5. Transfer pricing (TP) seems to be the hot topic these days. Are any amendments or new compliance requirements expected in this Budget? Can some concessions from TP compliance for SMEs be expected?
Three major TP changes were instituted through the Finance Act 2020, which signify and enhance compliance standards expected by the Inland Revenue Board (IRB). While we do not expect new compliance requirements, TP continues to be an area of focus for the IRB and tax authorities globally. The IRB is aware of the plight of SMEs due to the pandemic. Thus, recent clarifications were provided on the requirement to maintain contemporaneous documentation. To enhance tax compliance among taxpayers, we hope that costs such as professional fees incurred to ensure TP compliance would be accorded full tax deduction without any threshold.
6. We have been hearing about a global minimum tax (GMT) deal. How will this impact companies in Malaysia?
On Oct 8, 2021, a statement agreed by several member jurisdictions was published by the OECD/G20 Inclusive Framework on Base Erosion and Profit Shifting. Although there is an agreement in-principle for a GMT rate, the statement acknowledges that all countries are sovereign and may decide their own tax policies. However, harmful tax competition and aggressive tax planning need to end. If a Malaysian company is part of a global multinational enterprise (MNE) and its effective tax rate is lower than 15% due to tax incentives, then it is likely that the MNE group would be subject to top-up tax covering its Malaysian operations in the jurisdiction of its headquarters. This would represent an overall increase in taxation for the group hence negating the incentive benefits.
Since the top-up tax would likely be collected by the tax authorities of other jurisdictions, it remains to be seen if Malaysia will introduce any rules that would ensure that such top-up tax be paid in Malaysia instead and whether other measures would be considered to preserve Malaysia’s attractiveness as an investment destination. In any case, there will be a formulaic substance carve-out rules on tangible assets and payroll to recognise the importance of economic substance. This would cushion the impact of top-up tax in other jurisdictions.
7. There is a perception that financial institutions can do more to help businesses recover from the pandemic. What are your thoughts?
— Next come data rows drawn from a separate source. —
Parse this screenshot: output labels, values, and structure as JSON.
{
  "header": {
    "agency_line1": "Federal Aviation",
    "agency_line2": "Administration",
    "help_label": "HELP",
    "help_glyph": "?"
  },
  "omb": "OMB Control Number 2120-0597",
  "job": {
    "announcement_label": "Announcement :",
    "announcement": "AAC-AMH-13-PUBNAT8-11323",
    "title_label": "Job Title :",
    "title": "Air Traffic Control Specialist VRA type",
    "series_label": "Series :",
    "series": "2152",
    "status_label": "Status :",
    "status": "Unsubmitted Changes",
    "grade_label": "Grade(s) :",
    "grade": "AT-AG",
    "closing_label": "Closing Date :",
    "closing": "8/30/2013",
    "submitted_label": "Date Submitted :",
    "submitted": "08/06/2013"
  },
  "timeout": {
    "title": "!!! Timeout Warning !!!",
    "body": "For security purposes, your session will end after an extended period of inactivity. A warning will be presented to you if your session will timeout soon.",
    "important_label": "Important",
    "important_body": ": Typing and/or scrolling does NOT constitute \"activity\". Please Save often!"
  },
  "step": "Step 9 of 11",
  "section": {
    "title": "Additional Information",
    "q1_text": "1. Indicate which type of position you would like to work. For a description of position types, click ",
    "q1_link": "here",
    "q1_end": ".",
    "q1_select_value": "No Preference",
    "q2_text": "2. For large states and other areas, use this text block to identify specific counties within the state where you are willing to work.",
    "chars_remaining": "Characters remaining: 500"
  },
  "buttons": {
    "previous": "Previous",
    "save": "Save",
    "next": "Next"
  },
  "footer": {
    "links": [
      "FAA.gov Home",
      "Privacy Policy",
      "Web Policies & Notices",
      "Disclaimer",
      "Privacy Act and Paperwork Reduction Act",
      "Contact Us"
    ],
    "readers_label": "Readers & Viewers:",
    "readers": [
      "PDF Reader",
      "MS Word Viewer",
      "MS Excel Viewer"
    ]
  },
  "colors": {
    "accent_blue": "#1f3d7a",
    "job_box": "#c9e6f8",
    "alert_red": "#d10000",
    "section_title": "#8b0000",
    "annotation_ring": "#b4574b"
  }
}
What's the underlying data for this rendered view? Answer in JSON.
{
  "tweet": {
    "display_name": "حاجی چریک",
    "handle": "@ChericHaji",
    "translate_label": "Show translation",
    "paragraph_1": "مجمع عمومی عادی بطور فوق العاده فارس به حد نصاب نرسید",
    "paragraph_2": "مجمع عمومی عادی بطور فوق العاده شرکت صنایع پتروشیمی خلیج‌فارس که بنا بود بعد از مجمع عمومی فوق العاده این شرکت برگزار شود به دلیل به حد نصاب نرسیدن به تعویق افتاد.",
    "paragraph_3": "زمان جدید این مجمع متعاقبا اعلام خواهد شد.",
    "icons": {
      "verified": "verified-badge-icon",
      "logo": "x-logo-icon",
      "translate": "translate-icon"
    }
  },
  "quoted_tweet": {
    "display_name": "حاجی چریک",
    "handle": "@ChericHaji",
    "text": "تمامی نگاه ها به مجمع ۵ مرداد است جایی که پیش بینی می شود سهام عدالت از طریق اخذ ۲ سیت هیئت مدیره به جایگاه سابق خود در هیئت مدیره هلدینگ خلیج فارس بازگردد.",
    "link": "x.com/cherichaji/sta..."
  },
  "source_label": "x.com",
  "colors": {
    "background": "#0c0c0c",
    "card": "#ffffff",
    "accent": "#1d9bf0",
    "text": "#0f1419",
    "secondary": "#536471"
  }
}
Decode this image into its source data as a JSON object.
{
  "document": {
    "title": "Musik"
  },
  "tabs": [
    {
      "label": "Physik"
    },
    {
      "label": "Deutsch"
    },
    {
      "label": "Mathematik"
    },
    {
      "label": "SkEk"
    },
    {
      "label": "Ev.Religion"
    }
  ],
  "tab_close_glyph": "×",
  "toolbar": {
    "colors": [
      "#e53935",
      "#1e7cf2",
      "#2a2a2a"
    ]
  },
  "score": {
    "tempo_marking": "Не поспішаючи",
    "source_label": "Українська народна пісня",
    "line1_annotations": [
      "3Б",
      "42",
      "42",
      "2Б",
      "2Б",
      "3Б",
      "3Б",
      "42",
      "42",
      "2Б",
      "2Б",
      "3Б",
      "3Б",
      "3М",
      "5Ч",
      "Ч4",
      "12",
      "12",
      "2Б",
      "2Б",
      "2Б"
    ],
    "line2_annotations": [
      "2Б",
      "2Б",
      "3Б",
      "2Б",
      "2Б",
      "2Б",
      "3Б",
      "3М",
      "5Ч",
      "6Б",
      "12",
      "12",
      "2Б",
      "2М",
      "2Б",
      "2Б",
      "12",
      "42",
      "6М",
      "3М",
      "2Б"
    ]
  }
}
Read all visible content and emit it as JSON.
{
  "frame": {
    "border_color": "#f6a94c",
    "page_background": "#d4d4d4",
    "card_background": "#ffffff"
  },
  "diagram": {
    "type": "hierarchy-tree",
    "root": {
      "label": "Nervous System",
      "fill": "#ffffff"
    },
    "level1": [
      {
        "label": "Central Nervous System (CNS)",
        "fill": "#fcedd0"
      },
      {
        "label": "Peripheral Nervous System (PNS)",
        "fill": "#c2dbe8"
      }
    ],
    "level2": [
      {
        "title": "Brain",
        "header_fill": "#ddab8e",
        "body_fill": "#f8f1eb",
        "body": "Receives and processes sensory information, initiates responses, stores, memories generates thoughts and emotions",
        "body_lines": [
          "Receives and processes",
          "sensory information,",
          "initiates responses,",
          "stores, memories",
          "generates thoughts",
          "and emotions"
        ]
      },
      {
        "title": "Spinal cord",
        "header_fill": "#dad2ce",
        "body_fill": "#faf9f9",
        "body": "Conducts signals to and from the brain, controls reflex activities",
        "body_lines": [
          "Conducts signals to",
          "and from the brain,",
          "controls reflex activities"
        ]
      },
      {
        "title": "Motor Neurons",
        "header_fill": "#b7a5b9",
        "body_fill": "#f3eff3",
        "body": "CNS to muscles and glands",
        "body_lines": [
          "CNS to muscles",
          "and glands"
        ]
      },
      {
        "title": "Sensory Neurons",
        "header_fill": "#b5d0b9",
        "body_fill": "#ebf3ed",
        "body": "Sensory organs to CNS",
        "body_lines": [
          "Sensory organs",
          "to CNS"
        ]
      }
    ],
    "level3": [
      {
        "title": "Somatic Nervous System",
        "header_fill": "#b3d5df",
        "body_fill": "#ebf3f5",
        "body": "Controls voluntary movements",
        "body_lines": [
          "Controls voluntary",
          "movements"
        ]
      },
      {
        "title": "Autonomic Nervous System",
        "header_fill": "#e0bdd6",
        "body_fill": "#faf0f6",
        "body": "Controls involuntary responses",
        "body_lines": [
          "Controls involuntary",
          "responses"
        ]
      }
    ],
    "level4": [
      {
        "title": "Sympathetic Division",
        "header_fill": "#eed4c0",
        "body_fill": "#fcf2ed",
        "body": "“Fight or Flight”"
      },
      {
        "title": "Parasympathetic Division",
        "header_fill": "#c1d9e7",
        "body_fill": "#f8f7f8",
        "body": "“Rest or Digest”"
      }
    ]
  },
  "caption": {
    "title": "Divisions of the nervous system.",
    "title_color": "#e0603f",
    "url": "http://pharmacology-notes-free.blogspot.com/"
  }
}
The pandemic has reaped a toll on businesses and as businesses shutter, the credit taken goes bad and banks are saddled with the loss. Banks cannot recover the capital they have employed and this has a knock-on effect on future lending. The government should look at how tax rules can help cushion this blow, perhaps by incentivising business rescue financing, similar to how financial rescue of abandoned housing projects was incentivised several years ago, and perhaps giving a special tax credit equal to the losses suffered as a result of debts going bad.
Tax incentives can also be used to encourage lending and investment in specific projects and market segments in line with the government’s objectives such as tax breaks for investors in strategic infrastructure projects that improve internet connectivity, environmentally sustainable projects, and projects that support the B40 community.
This article was contributed by Deloitte Malaysia’s tax experts.